L’elenco potrebbe proseguire ma rischierebbe di tradursi in un catalogo sterile. Pare che si tratti di una caratteristica propria dell’uomo occidentale quella di «fare il deserto e chiamarlo pace». Quello che mi stupisce, e forse pecco di ingenuità, è che oggi con tutta la nostra civilizzazione, le nostre conquiste civili si sentano ancora certi slogan, non più sussurrati nei vicoli o nei bar, ma pronunciati a voce alta con orgoglio. Com'è possibile accettare che in una corsia di ospedale di Sondrio le urla disperate di una madre nigeriana che stava perdendo la figlia di sei mesi siano state paragonate a quelle di una scimmia; urla inutili perché «tanto lì [in Africa] di figli ne sfornano uno l'anno». Influisce senza dubbio la crisi che il nostro Paese, ma direi l’Europa intera, attraversa da anni.
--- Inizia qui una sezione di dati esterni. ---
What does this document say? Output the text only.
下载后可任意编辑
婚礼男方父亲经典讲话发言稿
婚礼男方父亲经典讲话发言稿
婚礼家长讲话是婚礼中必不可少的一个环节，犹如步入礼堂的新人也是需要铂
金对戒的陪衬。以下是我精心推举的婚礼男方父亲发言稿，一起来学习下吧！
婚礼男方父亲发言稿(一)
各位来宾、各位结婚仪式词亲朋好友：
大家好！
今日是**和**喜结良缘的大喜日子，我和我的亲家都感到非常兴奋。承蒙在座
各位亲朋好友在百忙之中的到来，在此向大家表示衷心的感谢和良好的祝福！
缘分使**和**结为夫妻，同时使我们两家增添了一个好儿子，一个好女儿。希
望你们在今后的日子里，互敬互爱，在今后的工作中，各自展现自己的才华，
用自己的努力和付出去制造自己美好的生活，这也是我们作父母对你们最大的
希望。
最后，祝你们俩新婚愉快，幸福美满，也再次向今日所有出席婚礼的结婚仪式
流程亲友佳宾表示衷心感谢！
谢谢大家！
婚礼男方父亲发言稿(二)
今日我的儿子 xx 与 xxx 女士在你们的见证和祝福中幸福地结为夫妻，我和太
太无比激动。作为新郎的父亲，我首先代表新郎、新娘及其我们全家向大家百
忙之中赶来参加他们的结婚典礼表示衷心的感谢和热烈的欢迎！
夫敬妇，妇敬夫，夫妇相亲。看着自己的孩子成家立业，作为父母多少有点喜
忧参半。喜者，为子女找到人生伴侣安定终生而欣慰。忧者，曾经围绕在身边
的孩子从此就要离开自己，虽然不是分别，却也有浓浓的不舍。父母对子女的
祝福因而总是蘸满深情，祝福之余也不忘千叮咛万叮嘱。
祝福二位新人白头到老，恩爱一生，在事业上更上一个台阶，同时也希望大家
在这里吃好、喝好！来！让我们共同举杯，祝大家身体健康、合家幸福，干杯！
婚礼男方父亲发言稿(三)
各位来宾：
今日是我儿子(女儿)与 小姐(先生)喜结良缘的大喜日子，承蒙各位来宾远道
È una crisi economica, politica, culturale che non può non suscitare un senso di precarietà e instabilità e soprattutto la mancanza di forti valori può rendere una pelle più scura, una religione lontana e una lingua incomprensibile raccapriccianti, suscitano letteralmente sentimenti di repulsione, rifiuto.

«Incomprensibile» è la chiave, poiché la paura e il rigetto derivano da una non comprensione delle altre culture, da una radicata ignoranza, nel senso latino del termine (ignorantia: «inesperienza», «mancanza di conoscenza»). Il problema maggiore è che questa condizione è ampiamente diffusa, è «pietanza apprezzata dalla maggioranza» – mi sia perdonata l’autocitazione: l’uomo ignarus si sente minacciato da ogni minima divergenza. Allora, un video girato da studenti bolognesi – «Sono nato qua, questa è la mia faccia» – che afferma una verità ovvia, diventa virale come un atto di ribellione.

L’auspicio è che questa ottusità mentale sia superata per lasciar spazio al confronto e a un arricchimento dell’anima, perché soltanto questa consapevolezza del mondo e delle sue creature nella loro vastità e varietà può rendere liberi, capaci di volare lontano. Ne Il rosso e il nero Julien Sorel dice di aver vissuto abbastanza per vedere che la differenza genera odio e io spero di vivere altrettanto per assaporarne la libertà, sorta per abbattere una visione della realtà storta.